With the recent launch of the All-New All-Different line of Marvel Comics, I felt that this would be a sensible time to look at the current situation of cultural representation in the new comic lines that they have launched, and have announced to be launching, primarily through the focus of either title characters or team members in these titles.
Obviously, one of the most focused upon areas of representation, particularly in comparison to their current films, is that of female led titles. Since the only announced female led film currently in work by Marvel Studios is ‘Captain Marvel’, scheduled for release 2018, it is very encouraging to see that this new line of comics has brought forward a number of key characters to the foreground of the comic world. Classic characters such as Black Widow and Mockingbird are returning to champion their own titles, as well as more recent introductions such as Kamala Khan as Ms. Marvel and Moon Girl and Devil Dinosaur continuing to add to their line-up. Possibly more surprisingly Marvel has launched the first ever Scarlet Witch solo series to bolster their magic-led storylines, and are continuing with their female led The Mighty Thor title without any sight of the Odinson in the near future. More notably in terms of female led storylines, Marvel has also continued its A-Force title, essentially creating a female only Avengers-style team featuring the likes of Captain Marvel, She-Hulk and Medusa, among many more.
However, Marvel has not rested purely on upping its female key characters, instead introducing many ethnic and religious minorities to its key line up. With characters like Black Panther and Luke Cage featuring in their own series, not to mention Sam Wilson becoming the first African-American to hold the title Captain America, and the introduction of Kamala Khan as the first Muslim superhero in mainstream comics, this has done wonders for Marvel in terms of their representation. The introduction of Miles Morales as the new lead of the Spiderman series has added a Hispanic character to the mainstream universe, and Iron Fist and the new, totally awesome Hulk, Amadeus Cho, also represent the Asian-American communities. Plus, Marvel has reintroduced a character who has not held a solo series since 1973, the native American hero Red Wolf.

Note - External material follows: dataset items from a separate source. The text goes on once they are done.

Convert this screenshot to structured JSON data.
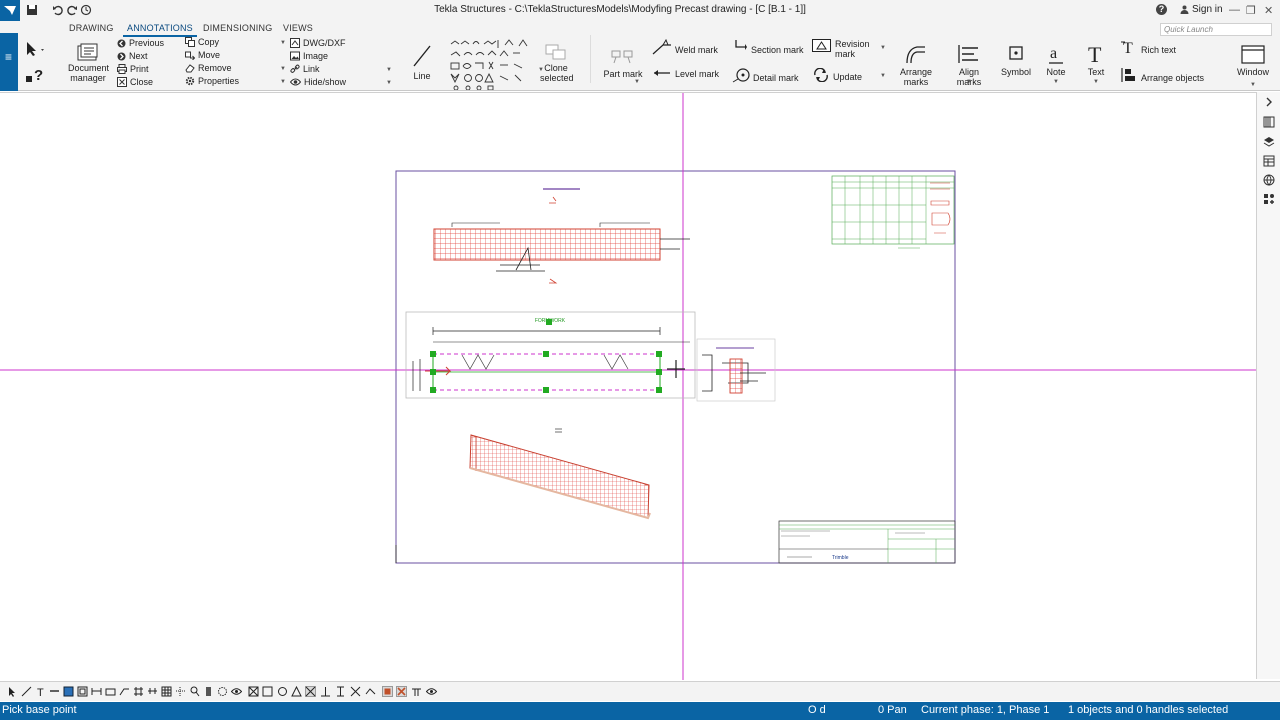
{
  "titlebar": {
    "title": "Tekla Structures - C:\\TeklaStructuresModels\\Modyfing Precast drawing - [C  [B.1 - 1]]",
    "help": "?",
    "signin": "Sign in",
    "quick_launch_placeholder": "Quick Launch"
  },
  "tabs": [
    {
      "label": "DRAWING"
    },
    {
      "label": "ANNOTATIONS"
    },
    {
      "label": "DIMENSIONING"
    },
    {
      "label": "VIEWS"
    }
  ],
  "ribbon": {
    "document_manager": "Document\nmanager",
    "nav": [
      "Previous",
      "Next",
      "Print",
      "Close"
    ],
    "edit": [
      "Copy",
      "Move",
      "Remove",
      "Properties"
    ],
    "insert": [
      "DWG/DXF",
      "Image",
      "Link",
      "Hide/show"
    ],
    "line": "Line",
    "clone_selected": "Clone\nselected",
    "part_mark": "Part mark",
    "weld_mark": "Weld mark",
    "level_mark": "Level mark",
    "section_mark": "Section mark",
    "detail_mark": "Detail mark",
    "revision_mark": "Revision\nmark",
    "update": "Update",
    "arrange_marks": "Arrange\nmarks",
    "align_marks": "Align marks",
    "symbol": "Symbol",
    "note": "Note",
    "text": "Text",
    "rich_text": "Rich text",
    "arrange_objects": "Arrange objects",
    "window": "Window"
  },
  "drawing": {
    "formwork_label": "FORMWORK",
    "title_block_brand": "Trimble"
  },
  "status": {
    "prompt": "Pick base point",
    "coord_mode": "O d",
    "pan": "0  Pan",
    "phase": "Current phase: 1, Phase 1",
    "selection": "1 objects and 0 handles selected"
  },
  "colors": {
    "accent": "#0a64a4",
    "crosshair": "#cc33cc",
    "rebar": "#e0403a",
    "handle": "#22aa22"
  }
}
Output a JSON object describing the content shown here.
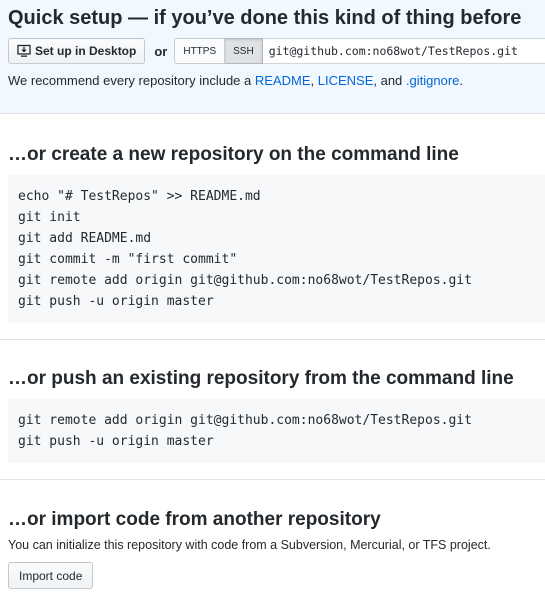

Similarly Marvel has continued to push some of its more prominent Jewish heroes, with Kitty Pryde and Ben Grimm joining the ranks of the Guardians of the Galaxy, and Magneto returning to the Uncanny X-men.
Yet the most notable storyline over the last year, and something that has been brought up in the All-New All-Different Marvel is that of Bobby Drake, aka Iceman, coming out and accepting his own homosexuality. Whilst this is not a first for Marvel, who have dealt with storylines regarding homosexuality before, I feel that with Iceman they took quite a risk. When the story first broke, many people felt that this was an attempt by Marvel purely to up representation with no regard for storytelling, however over the last few months this has seemed less and less the case. I am not going to focus too much on this here, however, as I intend to make this a separate post in one of the upcoming months, but I feel that this storyline, over time, has been incredibly well written.
To wrap up, Marvel’s cultural diversity and representation inside their comic-book world is an incredible task, and undoubtedly reaching this point has been a long planned out process. I, personally, am glad Marvel has attempted, and continues to attempt, to show a balanced and well-rounded fictional universe. While introducing new characters with various backgrounds, ethnicities and religions, I think they also do well to balance these in some of their team titles. For instance, the current Avengers line-up featuring Iron Man, Sam Wilson as Captain America, Jane Foster as Thor, Vision, Miles Morales, Kamala Khan and Nova, this relatively small team embodies the full range of diversity Marvel has attempted to bring to its universe overall. In my eyes, this is a job well done.